Çok teşekkür ediyorum Sevgili Başkanım.

Şimdi Ruhsar Hanım, tabii, arkadaşlar, bakın bu namus ve benzeri konularında -ondan sonra sorularımı yönelteceğim- hiç kimsenin öldürme hakkı yoktur; konu ne olursa olsun ama kimsenin öldürme hakkı yoktur.

Peki, öldürme hakkının olmadığını biz hangi yöntemlerle anlatacağız?

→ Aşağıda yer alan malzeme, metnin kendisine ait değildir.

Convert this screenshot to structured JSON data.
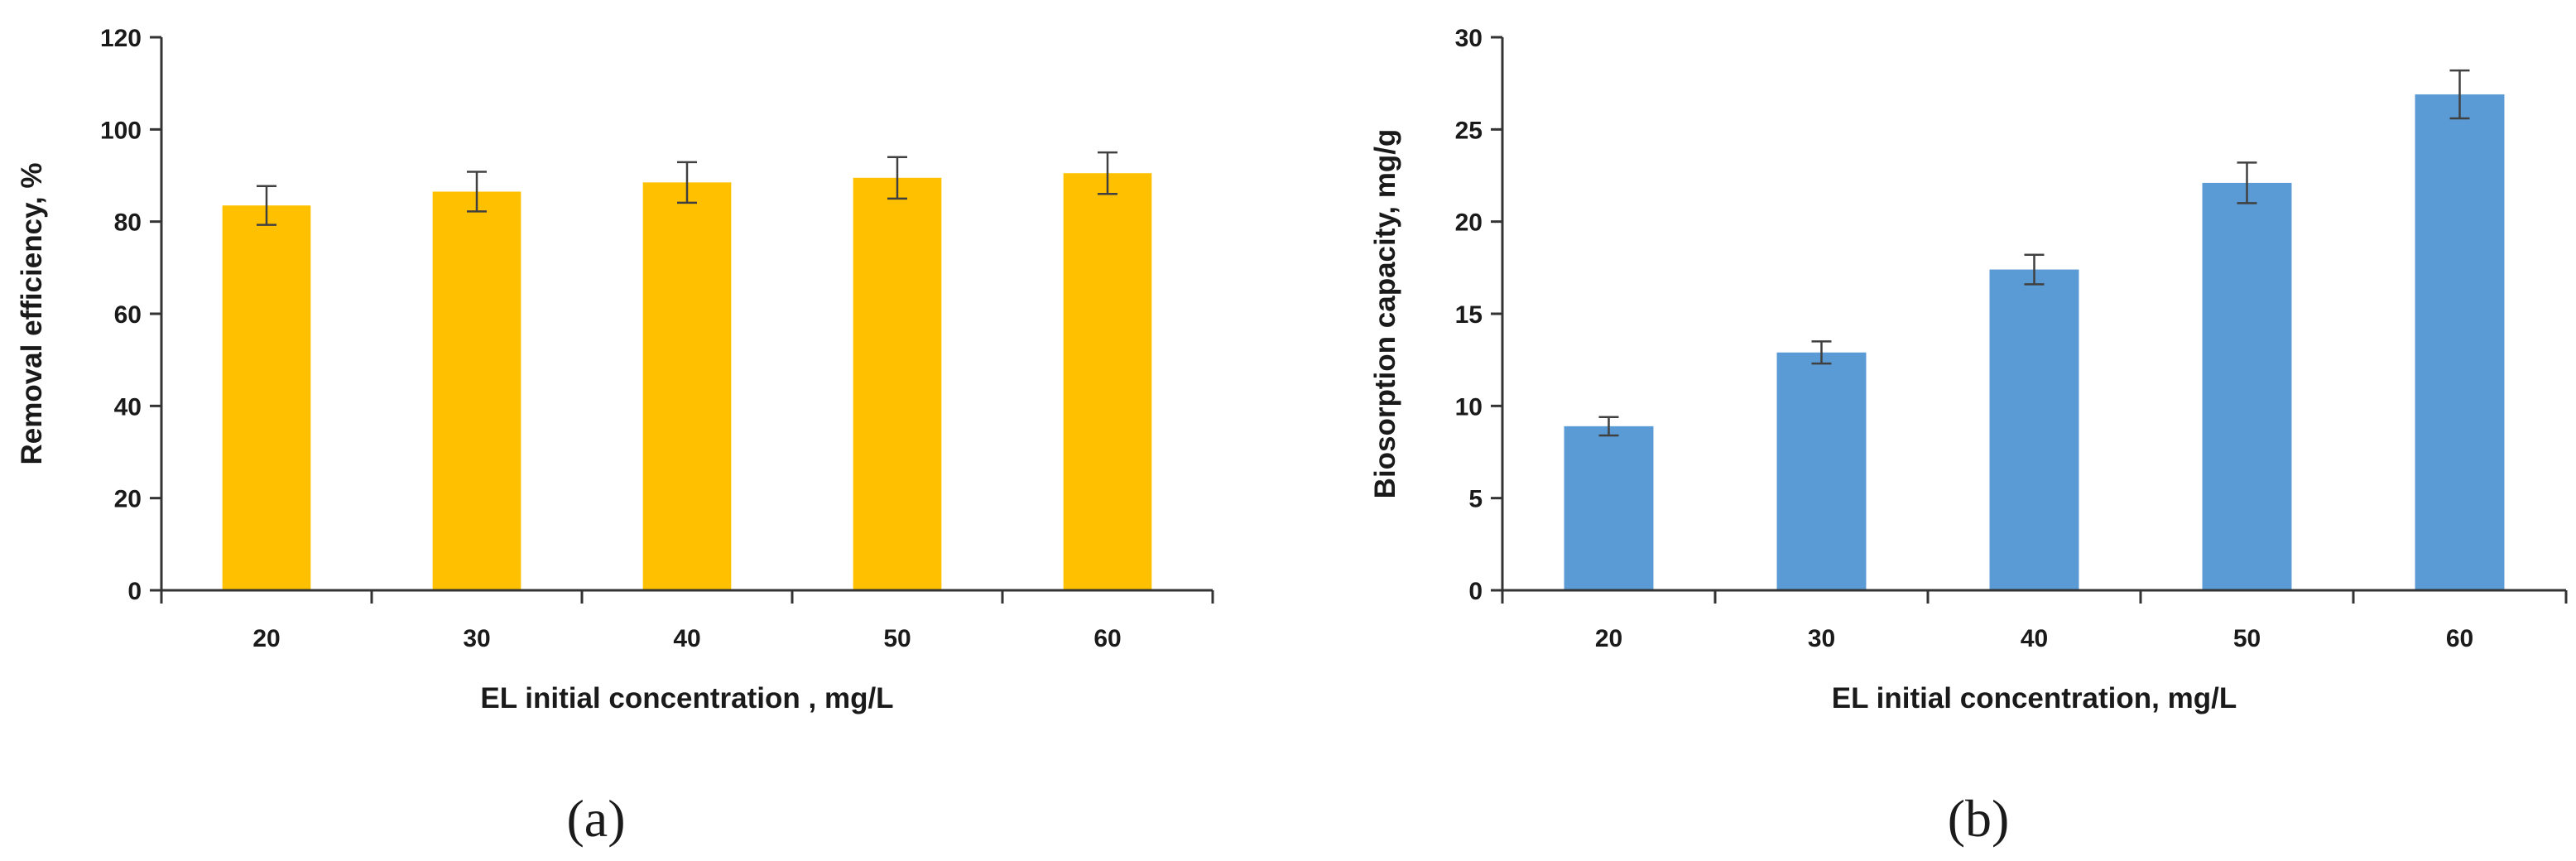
{
  "figure": {
    "panel_labels": [
      "(a)",
      "(b)"
    ]
  },
  "chart_data": [
    {
      "id": "a",
      "type": "bar",
      "title": "",
      "xlabel": "EL initial concentration , mg/L",
      "ylabel": "Removal efficiency, %",
      "categories": [
        "20",
        "30",
        "40",
        "50",
        "60"
      ],
      "values": [
        83.5,
        86.5,
        88.5,
        89.5,
        90.5
      ],
      "error": [
        4.2,
        4.3,
        4.4,
        4.5,
        4.5
      ],
      "ylim": [
        0,
        120
      ],
      "yticks": [
        0,
        20,
        40,
        60,
        80,
        100,
        120
      ],
      "grid": false,
      "legend": "none",
      "color": "#FFC000"
    },
    {
      "id": "b",
      "type": "bar",
      "title": "",
      "xlabel": "EL initial concentration, mg/L",
      "ylabel": "Biosorption capacity, mg/g",
      "categories": [
        "20",
        "30",
        "40",
        "50",
        "60"
      ],
      "values": [
        8.9,
        12.9,
        17.4,
        22.1,
        26.9
      ],
      "error": [
        0.5,
        0.6,
        0.8,
        1.1,
        1.3
      ],
      "ylim": [
        0,
        30
      ],
      "yticks": [
        0,
        5,
        10,
        15,
        20,
        25,
        30
      ],
      "grid": false,
      "legend": "none",
      "color": "#5B9BD5"
    }
  ]
}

Kadın cennette Adem’i kandırdı hurafelerini ve yanlış otantiği savunduğumuz sürece ve toplumdan bu olguları kaldırmadığımız sürece devam edecektir bu.

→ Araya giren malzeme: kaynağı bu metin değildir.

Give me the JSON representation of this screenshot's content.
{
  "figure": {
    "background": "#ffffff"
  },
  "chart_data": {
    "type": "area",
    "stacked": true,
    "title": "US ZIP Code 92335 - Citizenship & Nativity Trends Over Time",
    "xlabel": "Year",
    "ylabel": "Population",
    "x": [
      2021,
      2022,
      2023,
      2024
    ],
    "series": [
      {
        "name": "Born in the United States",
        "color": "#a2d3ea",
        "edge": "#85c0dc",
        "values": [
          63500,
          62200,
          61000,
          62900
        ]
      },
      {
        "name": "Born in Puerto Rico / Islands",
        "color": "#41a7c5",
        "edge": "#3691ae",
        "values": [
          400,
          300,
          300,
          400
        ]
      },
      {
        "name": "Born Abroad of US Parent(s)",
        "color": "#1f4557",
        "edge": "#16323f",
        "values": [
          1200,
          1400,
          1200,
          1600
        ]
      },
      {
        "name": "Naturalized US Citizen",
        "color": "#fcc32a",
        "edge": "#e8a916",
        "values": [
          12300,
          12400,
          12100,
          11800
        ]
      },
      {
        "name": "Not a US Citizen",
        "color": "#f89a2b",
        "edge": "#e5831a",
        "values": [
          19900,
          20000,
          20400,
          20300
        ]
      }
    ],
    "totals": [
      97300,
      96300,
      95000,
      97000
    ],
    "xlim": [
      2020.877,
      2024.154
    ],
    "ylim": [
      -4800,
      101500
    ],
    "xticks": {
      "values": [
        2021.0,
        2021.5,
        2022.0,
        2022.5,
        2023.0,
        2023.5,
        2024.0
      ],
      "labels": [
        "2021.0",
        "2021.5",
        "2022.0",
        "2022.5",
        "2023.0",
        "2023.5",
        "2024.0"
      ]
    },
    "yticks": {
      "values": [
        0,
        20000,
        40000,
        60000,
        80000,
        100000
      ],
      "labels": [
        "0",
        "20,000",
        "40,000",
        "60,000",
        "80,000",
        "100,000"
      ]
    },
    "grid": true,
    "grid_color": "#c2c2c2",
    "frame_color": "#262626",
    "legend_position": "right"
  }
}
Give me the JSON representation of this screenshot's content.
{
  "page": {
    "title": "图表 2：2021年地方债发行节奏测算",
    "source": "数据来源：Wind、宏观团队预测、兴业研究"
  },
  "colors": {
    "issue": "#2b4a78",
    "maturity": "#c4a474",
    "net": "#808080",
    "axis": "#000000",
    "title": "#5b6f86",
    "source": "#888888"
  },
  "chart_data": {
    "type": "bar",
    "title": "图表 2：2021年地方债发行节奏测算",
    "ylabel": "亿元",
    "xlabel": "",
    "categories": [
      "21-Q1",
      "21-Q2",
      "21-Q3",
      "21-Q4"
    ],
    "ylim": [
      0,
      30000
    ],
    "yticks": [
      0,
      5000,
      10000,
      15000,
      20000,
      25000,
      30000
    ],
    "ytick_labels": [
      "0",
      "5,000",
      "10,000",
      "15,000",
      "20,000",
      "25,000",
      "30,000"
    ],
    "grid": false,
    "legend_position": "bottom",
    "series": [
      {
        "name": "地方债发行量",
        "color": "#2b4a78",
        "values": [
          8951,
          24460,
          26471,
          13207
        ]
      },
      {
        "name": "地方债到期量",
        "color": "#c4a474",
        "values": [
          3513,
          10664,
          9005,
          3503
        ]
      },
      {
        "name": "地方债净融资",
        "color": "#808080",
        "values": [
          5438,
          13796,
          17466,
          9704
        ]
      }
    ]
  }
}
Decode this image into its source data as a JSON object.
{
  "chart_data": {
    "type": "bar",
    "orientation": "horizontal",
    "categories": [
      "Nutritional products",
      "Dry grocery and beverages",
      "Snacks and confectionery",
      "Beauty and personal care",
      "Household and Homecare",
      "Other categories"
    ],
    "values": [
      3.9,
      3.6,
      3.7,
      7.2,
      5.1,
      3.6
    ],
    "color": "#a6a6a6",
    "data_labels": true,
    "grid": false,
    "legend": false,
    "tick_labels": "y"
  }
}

Ruhsar Demirel (Eskişehir) – Ama onu siz söylediniz.

İsmet Uçma (İstanbul) – Söyledim evet ama siz hâlâ…

Ruhsar Demirel (Eskişehir) – Siz söylediniz.

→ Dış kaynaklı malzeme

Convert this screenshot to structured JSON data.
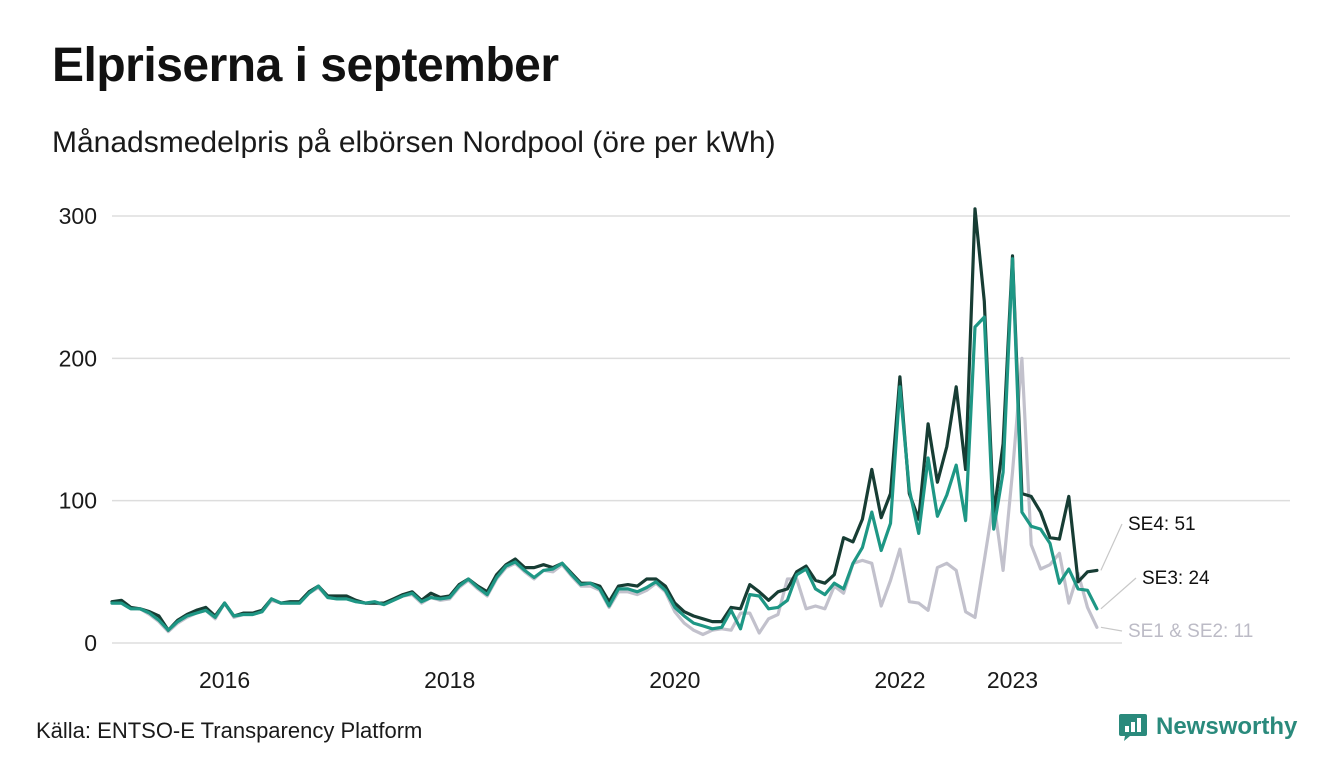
{
  "header": {
    "title": "Elpriserna i september",
    "subtitle": "Månadsmedelpris på elbörsen Nordpool (öre per kWh)"
  },
  "footer": {
    "source": "Källa: ENTSO-E Transparency Platform",
    "brand": "Newsworthy"
  },
  "colors": {
    "se4": "#173d34",
    "se3": "#1e9785",
    "se12": "#c2c1cc",
    "grid": "#dddddd",
    "brand": "#2a8a7c"
  },
  "chart_data": {
    "type": "line",
    "title": "Elpriserna i september",
    "subtitle": "Månadsmedelpris på elbörsen Nordpool (öre per kWh)",
    "xlabel": "",
    "ylabel": "",
    "ylim": [
      0,
      300
    ],
    "xlim": [
      "2015-01",
      "2023-09"
    ],
    "grid": true,
    "y_ticks": [
      0,
      100,
      200,
      300
    ],
    "x_ticks": [
      {
        "label": "2016",
        "month": "2016-01"
      },
      {
        "label": "2018",
        "month": "2018-01"
      },
      {
        "label": "2020",
        "month": "2020-01"
      },
      {
        "label": "2022",
        "month": "2022-01"
      },
      {
        "label": "2023",
        "month": "2023-01"
      }
    ],
    "x_start": "2015-01",
    "x_step": "1 month",
    "series": [
      {
        "name": "SE4",
        "end_label": "SE4: 51",
        "color": "#173d34",
        "values": [
          29,
          30,
          25,
          24,
          22,
          19,
          9,
          16,
          20,
          23,
          25,
          19,
          28,
          19,
          21,
          21,
          23,
          31,
          28,
          29,
          29,
          36,
          40,
          33,
          33,
          33,
          30,
          28,
          28,
          28,
          31,
          34,
          36,
          30,
          35,
          32,
          33,
          41,
          45,
          40,
          36,
          48,
          55,
          59,
          53,
          53,
          55,
          53,
          56,
          49,
          42,
          42,
          40,
          29,
          40,
          41,
          40,
          45,
          45,
          40,
          28,
          22,
          19,
          17,
          15,
          15,
          25,
          24,
          41,
          36,
          30,
          36,
          38,
          50,
          54,
          44,
          42,
          48,
          74,
          71,
          87,
          122,
          88,
          105,
          187,
          105,
          87,
          154,
          113,
          138,
          180,
          122,
          305,
          240,
          90,
          140,
          272,
          105,
          103,
          92,
          74,
          73,
          103,
          43,
          50,
          51
        ]
      },
      {
        "name": "SE3",
        "end_label": "SE3: 24",
        "color": "#1e9785",
        "values": [
          28,
          28,
          24,
          24,
          21,
          16,
          9,
          15,
          19,
          21,
          23,
          18,
          28,
          19,
          20,
          20,
          22,
          31,
          28,
          28,
          28,
          35,
          40,
          32,
          31,
          31,
          29,
          28,
          29,
          27,
          30,
          33,
          35,
          29,
          32,
          31,
          32,
          40,
          45,
          39,
          34,
          46,
          54,
          57,
          51,
          46,
          51,
          52,
          56,
          48,
          41,
          42,
          38,
          26,
          38,
          38,
          36,
          39,
          43,
          37,
          25,
          19,
          14,
          12,
          10,
          11,
          23,
          10,
          34,
          33,
          24,
          25,
          30,
          48,
          52,
          38,
          34,
          42,
          38,
          56,
          67,
          92,
          65,
          84,
          180,
          108,
          77,
          130,
          89,
          104,
          125,
          86,
          222,
          229,
          80,
          120,
          270,
          92,
          82,
          80,
          70,
          42,
          52,
          38,
          37,
          24
        ]
      },
      {
        "name": "SE1 & SE2",
        "end_label": "SE1 & SE2: 11",
        "color": "#c2c1cc",
        "values": [
          28,
          28,
          24,
          24,
          20,
          15,
          8,
          14,
          18,
          21,
          23,
          17,
          28,
          18,
          20,
          20,
          22,
          30,
          28,
          28,
          28,
          35,
          39,
          32,
          31,
          31,
          29,
          28,
          28,
          27,
          30,
          33,
          34,
          28,
          32,
          30,
          31,
          39,
          44,
          38,
          33,
          45,
          53,
          56,
          50,
          45,
          51,
          50,
          55,
          47,
          40,
          40,
          37,
          25,
          36,
          36,
          34,
          37,
          42,
          36,
          22,
          14,
          9,
          6,
          9,
          10,
          9,
          21,
          21,
          7,
          17,
          20,
          45,
          45,
          24,
          26,
          24,
          40,
          35,
          56,
          58,
          56,
          26,
          44,
          66,
          29,
          28,
          23,
          53,
          56,
          51,
          22,
          18,
          58,
          100,
          51,
          120,
          200,
          69,
          52,
          55,
          63,
          28,
          49,
          25,
          11
        ]
      }
    ]
  }
}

İsmet Uçma (İstanbul) – Ama şöyle, onu bir eliptik bir soru olarak sordum. “Siz potansiyel suçlusunuz, şunları şunları şunları yapmışsınız tarihte falan ve otantiklerde bunlar geçiyor, bunları ayıklamamız gerekir.” dedim.

Ruhsar Demirel (Eskişehir) – Tabii, tarihle dini de ayırmak lazım.

İsmet Uçma (İstanbul) – Kuşkusuz ki yani bakınız bu Kabalalarda geçen bir olgudur. Havva ismi Kur’an’da yoktur, Adem’in eşidir o ve yeryüzüne aile olarak gönderilmiştir. “Buradan bir çıkış yolumuz olabilir.” demiştim.

“Boşanma Allah’ın sevmediği ; en kötü fiildir”. Bu da uydurmadır”

Sevgili arkadaşlar, bir başkası, mahkeme sonuçlanıncaya kadar arada geçen sürede işlenen olaylarla ilgili elimizde veri yok. Bunu şunun için söylüyorum: Kronik hâle gelmiş bir vakıa varsa boşanmayı hızlandırmak lazım, uzadıkça devreye başka unsurlar giriyor. Şimdi, bize kutsal metinler diyor ki: “Aranızda bir ihtilaf olduğunda iki taraf ailesinden birer kişi çağırın. Taraflar iyi niyetliyse onlar sulh olurlar, değillerse evet, ayırın.” “Boşanma Allah’ın sevmediği, en kötü fiildir.” Bu da uydurmadır arkadaşlar. Dolayısıyla, dinî otantiği uydurma olgular üzerine bina ederseniz, o zaman adam ufak şeyden dolayı bunu öldürme hakkına kadar götürebilir. Dolayısıyla, bunların arıtılıp, durultulması lazım. Bu sürede meydana gelen olaylarla ilgili bilgimiz yok. Eğer bu süreçteki olaylar, olay intikal etmeden önceki süreçlerle yakın ya da eşitleniyorsa kronik hadiselerde, çözülemeyeceği önceden öngörülen, anlaşılan hadiselerde onun için birden çok hâkim ya da hâkime olması gerekir. Boşanmayı hızlandırmak lazım ki şiddeti önlemiş ya da önlenmesine bir katkı vermiş olsun.